Making Markdown Usable!
Table of Contents
The Past
If you're like me, you've used markdown for a long time. You may have first seen it on GitHub or found it in the source code of one of your favorite libraries. I remember when I first used markdown, I instantly saw the value proposition. In my view, the three biggest pros for markdown are:
- It has an open specification. No more sharing slow-opening, proprietary document formats like Microsoft Word or Adobe PDFs. Very portable docs.
- It has a lightweight markup language that is human-readable. The syntax visually resembles the corresponding HTML and doesn't require a rich text editor to edit/review/display.
- It's straightforward to learn and expressive. Writing
# My Title
and## My Title
is visually easy to spot and easy togrep
for.
If you're also like me, you've tried different publishing solutions over the years. Here are some of the platforms I've used with the context of why I chose them. The pros and cons aren't comparative. Instead, they are the progression of requirements in chronological order.
Tool | Context of use case | Pros | Cons |
---|---|---|---|
GitHub README.md | My first markdown experience | Built into Github and free from PDFs and Word docs. Also, syntax highlighting | The UX while navigating interlinked markdown files is awful |
react-markdown | I wanted to build a markdown-powered blog | All the flexibility/power you need. Easy to understand. | Everything was custom-written, self-hosted |
GitBook | Greenfield project at work | Nice UI/default theme, search. Can publish to PDF (had to once!) | Requires hosting |
GitHub Wiki | Greenfield project at work | No need to host by self. | Not the best UX, search is lacking |
GitHub Pages | Greenfield project at work | No need to self-host, Jekyll is built-in, themes are easy to use | As a React developer, I don't like templating languages |
Looking back, I could have done a better job of vetting potential alternatives before committing to an option. The way I've processed this journey is: each stage served the purpose of growing my skills as a developer. Each platform provided an opportunity to learn something. I learned how to buy a domain, how to write maintainable CSS, and even how to use Ansible to configure a server. At the end of the day, all of these docs were written in markdown and are portable. So, no vendor lock-in!
The Present
Today, I am interested in having a bit more control of markdown documents.

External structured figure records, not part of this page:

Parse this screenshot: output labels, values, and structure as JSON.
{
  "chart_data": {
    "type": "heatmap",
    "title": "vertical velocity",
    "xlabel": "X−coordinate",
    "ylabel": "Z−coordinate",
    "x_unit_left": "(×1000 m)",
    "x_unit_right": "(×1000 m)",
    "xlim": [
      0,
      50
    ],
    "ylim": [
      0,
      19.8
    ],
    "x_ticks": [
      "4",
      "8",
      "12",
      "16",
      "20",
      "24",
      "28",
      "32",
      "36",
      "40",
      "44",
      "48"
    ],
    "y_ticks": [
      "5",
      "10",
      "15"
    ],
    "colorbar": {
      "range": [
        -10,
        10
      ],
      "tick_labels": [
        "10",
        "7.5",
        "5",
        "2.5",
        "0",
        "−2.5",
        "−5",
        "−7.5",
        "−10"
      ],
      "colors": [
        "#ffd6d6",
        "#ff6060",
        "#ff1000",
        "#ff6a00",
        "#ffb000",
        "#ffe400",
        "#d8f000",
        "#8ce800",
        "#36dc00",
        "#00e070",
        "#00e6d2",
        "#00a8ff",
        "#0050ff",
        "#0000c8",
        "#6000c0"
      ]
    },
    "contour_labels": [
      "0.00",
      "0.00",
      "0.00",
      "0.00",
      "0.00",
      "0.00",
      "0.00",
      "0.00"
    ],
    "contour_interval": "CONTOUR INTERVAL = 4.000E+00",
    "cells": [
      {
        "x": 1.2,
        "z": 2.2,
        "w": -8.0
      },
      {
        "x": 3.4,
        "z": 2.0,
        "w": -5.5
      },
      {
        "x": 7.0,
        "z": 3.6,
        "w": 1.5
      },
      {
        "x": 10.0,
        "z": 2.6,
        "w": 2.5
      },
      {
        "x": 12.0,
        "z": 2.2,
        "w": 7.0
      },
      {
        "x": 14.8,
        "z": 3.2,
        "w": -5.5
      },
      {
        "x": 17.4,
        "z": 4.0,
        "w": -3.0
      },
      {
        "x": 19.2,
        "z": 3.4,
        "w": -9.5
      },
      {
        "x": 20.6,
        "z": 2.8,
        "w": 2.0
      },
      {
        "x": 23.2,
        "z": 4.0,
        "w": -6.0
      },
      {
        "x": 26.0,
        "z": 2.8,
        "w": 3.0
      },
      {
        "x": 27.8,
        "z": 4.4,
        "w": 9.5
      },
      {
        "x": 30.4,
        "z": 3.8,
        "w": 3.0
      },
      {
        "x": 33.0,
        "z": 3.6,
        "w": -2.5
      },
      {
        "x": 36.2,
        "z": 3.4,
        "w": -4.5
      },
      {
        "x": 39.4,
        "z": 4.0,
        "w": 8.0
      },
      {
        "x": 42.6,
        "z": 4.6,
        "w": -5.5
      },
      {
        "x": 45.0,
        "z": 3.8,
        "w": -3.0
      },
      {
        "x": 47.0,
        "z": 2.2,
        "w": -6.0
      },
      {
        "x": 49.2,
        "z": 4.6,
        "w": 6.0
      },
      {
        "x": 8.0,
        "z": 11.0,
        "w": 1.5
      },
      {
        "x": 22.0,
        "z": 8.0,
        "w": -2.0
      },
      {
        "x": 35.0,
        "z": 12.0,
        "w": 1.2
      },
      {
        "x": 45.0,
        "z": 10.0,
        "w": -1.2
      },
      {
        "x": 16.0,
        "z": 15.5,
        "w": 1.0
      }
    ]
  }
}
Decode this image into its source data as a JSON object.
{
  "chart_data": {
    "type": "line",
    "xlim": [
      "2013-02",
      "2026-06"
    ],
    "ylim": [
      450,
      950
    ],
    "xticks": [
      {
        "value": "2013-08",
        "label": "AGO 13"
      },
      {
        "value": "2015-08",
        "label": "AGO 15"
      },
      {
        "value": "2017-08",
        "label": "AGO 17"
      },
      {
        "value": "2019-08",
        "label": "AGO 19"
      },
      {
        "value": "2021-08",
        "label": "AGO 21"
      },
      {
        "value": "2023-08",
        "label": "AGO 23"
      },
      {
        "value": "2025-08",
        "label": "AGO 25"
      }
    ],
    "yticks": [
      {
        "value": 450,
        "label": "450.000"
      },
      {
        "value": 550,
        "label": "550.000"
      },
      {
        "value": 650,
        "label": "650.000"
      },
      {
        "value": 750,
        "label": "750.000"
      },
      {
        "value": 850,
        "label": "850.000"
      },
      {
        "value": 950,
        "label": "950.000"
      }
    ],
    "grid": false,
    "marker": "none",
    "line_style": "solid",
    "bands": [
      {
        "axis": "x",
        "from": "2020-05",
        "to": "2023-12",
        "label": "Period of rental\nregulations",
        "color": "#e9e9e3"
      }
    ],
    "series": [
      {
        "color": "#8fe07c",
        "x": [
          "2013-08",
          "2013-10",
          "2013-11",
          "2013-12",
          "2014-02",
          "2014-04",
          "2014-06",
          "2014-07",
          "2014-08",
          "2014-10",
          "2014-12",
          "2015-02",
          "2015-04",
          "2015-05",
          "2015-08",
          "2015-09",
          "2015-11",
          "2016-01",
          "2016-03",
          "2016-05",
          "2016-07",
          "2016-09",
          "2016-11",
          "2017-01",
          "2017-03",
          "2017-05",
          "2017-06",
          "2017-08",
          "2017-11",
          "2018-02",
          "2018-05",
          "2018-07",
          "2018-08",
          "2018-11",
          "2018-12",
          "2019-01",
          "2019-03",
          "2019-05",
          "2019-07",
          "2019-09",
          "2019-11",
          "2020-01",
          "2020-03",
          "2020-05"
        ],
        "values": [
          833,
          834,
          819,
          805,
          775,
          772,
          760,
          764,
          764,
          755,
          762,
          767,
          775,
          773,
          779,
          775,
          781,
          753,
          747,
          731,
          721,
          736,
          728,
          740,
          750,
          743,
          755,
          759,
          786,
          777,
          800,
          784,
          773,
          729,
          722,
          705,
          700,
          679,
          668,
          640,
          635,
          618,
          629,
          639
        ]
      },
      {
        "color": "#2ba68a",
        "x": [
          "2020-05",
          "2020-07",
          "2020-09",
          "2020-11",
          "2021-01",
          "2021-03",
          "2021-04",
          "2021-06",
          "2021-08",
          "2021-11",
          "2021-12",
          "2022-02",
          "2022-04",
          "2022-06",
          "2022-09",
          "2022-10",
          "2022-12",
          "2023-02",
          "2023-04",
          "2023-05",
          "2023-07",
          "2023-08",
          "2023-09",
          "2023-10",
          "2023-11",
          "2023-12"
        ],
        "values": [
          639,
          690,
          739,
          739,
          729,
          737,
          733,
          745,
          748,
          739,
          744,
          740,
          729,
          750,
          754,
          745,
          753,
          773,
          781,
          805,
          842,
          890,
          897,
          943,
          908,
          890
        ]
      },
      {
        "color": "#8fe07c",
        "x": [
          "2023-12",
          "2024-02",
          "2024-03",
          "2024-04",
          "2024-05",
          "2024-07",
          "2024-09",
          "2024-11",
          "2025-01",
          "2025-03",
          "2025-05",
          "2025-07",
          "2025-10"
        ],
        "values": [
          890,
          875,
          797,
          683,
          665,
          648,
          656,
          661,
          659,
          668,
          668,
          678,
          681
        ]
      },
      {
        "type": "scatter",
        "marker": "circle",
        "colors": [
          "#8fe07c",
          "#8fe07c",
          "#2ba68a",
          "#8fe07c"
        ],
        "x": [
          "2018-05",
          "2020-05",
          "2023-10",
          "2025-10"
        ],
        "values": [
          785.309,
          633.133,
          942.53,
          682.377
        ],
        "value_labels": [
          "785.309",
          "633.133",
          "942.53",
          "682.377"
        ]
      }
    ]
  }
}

More precisely, I'm interested in using specific plugins that can enhance markdown by programmatically altering the abstract syntax tree. This is enabled through processors and plugins like remark, MDX and rehype. These processors enable writing impressive webpages with plain-text documents.
MDX
Much like you can write HTML in a markdown document, you can write JSX within an MDX document. MDX is a nifty syntax extension for markdown that enables including React components within markdown. Imagine being able to include components like <FunFact/>
, <Chart/>
, <Video/>
and <PopQuestion/>
to increase interactivity of your plain-text documents. The components can encapsulate state, styling and interactivity in a simple API for authors. Let's look at what a <PopQuestion />
might look like!
<PopQuestionquestion="Who originally proposed MDX?"answer="Guillermo Rauch (@rauchg)"/>
Click below and see the interactivity provided by the source code above. Simple isn't it?
Question: Who originally proposed MDX?
With these embedded React components you could even query external APIs. Imagine having interactive React components displaying live data, all contained within an MDX document. Given a library of a few React components, an author could have the power to author fairly engaging documents with minimal code.
Remark
Remark provides a whole suite of plugins worth checking out. I've used them to autogenerate a table of contents, add attributes to the headings (for anchor links), add syntax highlighting and much more.
The Future
"If you optimize everything, you will always be unhappy." - Donald Knuth
One of the first lessons in engineering and computer science is that you can't optimize for everything. Markdown is human-readable plain text, and consequently, it can easily be checked into your version control, aggressively peer-reviewed, grepped, diffed, statically compiled and displayed on responsive screen sizes. One of the limitations of this plain-text format happens when you want to include diagrams and quickly add attachments. For features like that, we often end up losing the original properties of plain text and end up with platforms like Confluence and Microsoft Word.